2. Use the veggies + herbs – even lettuce, rocket – whatever you have in your fridge or veggie basket…..the stuff you did not use during the week and want to throw away.
3. Look in your freezer and use all those small packets of frozen veg that you still have not got around to using…
4. The five basic vegetable ingredients that you have to put in to your pot are the following: potatoes, carrots, onions, celery + tomatoes.
5. I always leave the skin on all my vegetables.
6. I grate my vegetables …that is if they are grate-able – it cooks faster and I feel the flavours infuse just that much better.
7. Veggies like broccoli and cauliflower – use the stems – cut them into thin slices – it adds to the beautiful chunkiness of the soup.
8. Parmesan skins – when you buy and use parmesan – don’t throw the skin or rind away – keep them in your freezer and use this in your soup – it adds a wonderful richness.
9. The secret ingredients of my soup : cloves, pesto (any flavour), whole pepper corns, parmesan cheese skins and grated, instant tomato cream soup, oats, good stock to cover the veggies, Worcestershire sauce, sun-dried tomatoes and always a bit of butter.
10. To serve always finish your soup with a drizzle of olive oil , chopped parsley and some parmesan shavings.
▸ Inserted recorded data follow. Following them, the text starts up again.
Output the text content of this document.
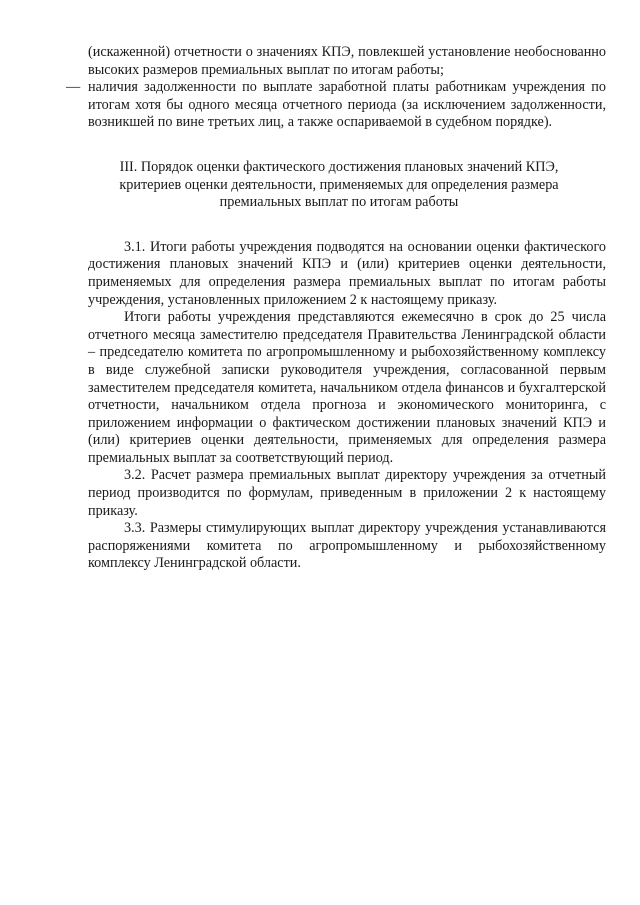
(искаженной) отчетности о значениях КПЭ, повлекшей установление необоснованно высоких размеров премиальных выплат по итогам работы;

— наличия задолженности по выплате заработной платы работникам учреждения по итогам хотя бы одного месяца отчетного периода (за исключением задолженности, возникшей по вине третьих лиц, а также оспариваемой в судебном порядке).
III. Порядок оценки фактического достижения плановых значений КПЭ,
критериев оценки деятельности, применяемых для определения размера
премиальных выплат по итогам работы

3.1. Итоги работы учреждения подводятся на основании оценки фактического достижения плановых значений КПЭ и (или) критериев оценки деятельности, применяемых для определения размера премиальных выплат по итогам работы учреждения, установленных приложением 2 к настоящему приказу.

Итоги работы учреждения представляются ежемесячно в срок до 25 числа отчетного месяца заместителю председателя Правительства Ленинградской области – председателю комитета по агропромышленному и рыбохозяйственному комплексу в виде служебной записки руководителя учреждения, согласованной первым заместителем председателя комитета, начальником отдела финансов и бухгалтерской отчетности, начальником отдела прогноза и экономического мониторинга, с приложением информации о фактическом достижении плановых значений КПЭ и (или) критериев оценки деятельности, применяемых для определения размера премиальных выплат за соответствующий период.

3.2. Расчет размера премиальных выплат директору учреждения за отчетный период производится по формулам, приведенным в приложении 2 к настоящему приказу.

3.3. Размеры стимулирующих выплат директору учреждения устанавливаются распоряжениями комитета по агропромышленному и рыбохозяйственному комплексу Ленинградской области.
vegetable soup=slow warm hearty comfort

vegetable soup=slow warm hearty comfort  - broccoli stems


vegetable soup = slow warm hearty comfort
Prep time
Cook time
Total time
This recipe makes a pot of soup large enough to feed an army - you can just half or quarter the quantities as your mood takes you…
Serves: 10
  • A
  • 300g Grated large potatoes +- 2 large
  • 300g Grated large carrots +- 2 large
  • 220g Grated medium onions +- 2 medium
  • 250g Grated butternut squash +- 2 generously thick slices
  • 350 g Tomatoes either chopped or rosa tomatoes halved
  • 200g Baby marrows - sliced
  • 150g Cauliflower - cut into chunks
  • 130g Broccoli - cut into chunks
  • 2 Long pieces of celery - chopped
  • 70g Lettuce
  • 80g Cucumber - chopped
  • 300g Frozen peas
  • 50g Sundried tomatoes - chopped
  • 10g Fresh coriander - chopped
  • 25g Garlic - grated
  • 6 Cloves
  • 20 Black peppercorns
  • 20g Fresh parsley - chopped
  • 1t Chillie flakes
  • 410g Tinned chopped tomatoes (1 tin)
  • 2 Stock cubes (Vegetable or chicken)
  • 75-100g Parmesan skins
  • 3L Water (or 3L of good stock – then omit the stock cubes and remember to add more salt)
  • B
  • 100g Dry pasta (I use spaghetti and normally break the spaghetti up into small pieces)
  • 100g Oats
  • 2x 410g Sugar beans (drain the fluid) – you can even replace this with tins of baked beans
  • 60 ml Olive oil
  • 1 Packet cream of tomato soup mixed with 500 ml cold water
  • C
  • 1T Worcestershire sauce
  • 100g Pesto (any basil or rocket pesto)
  • 100g Parmesan cheese grated
  • 50g Butter
  • 1t Salt
  • 1t Black pepper
  1. Put all A ingredients into a large pot and bring to boil. Simmer for 30 minutes on medium heat. Please remember to stir frequently. As this is a big pot of ingredients, it can easily burn if you don't keep a watchful eye on it.
  2. Now add all the B ingredients and simmer for a further 20 minutes.
  3. Then add all the C ingredients – stir well – and simmer for 10 minutes.
  4. At the end please taste for seasoning – adding salt and pepper as per your individual taste or preference.
  5. To serve: Drizzle some olive oil over the soup, add some chopped parsley and some parmesan shavings.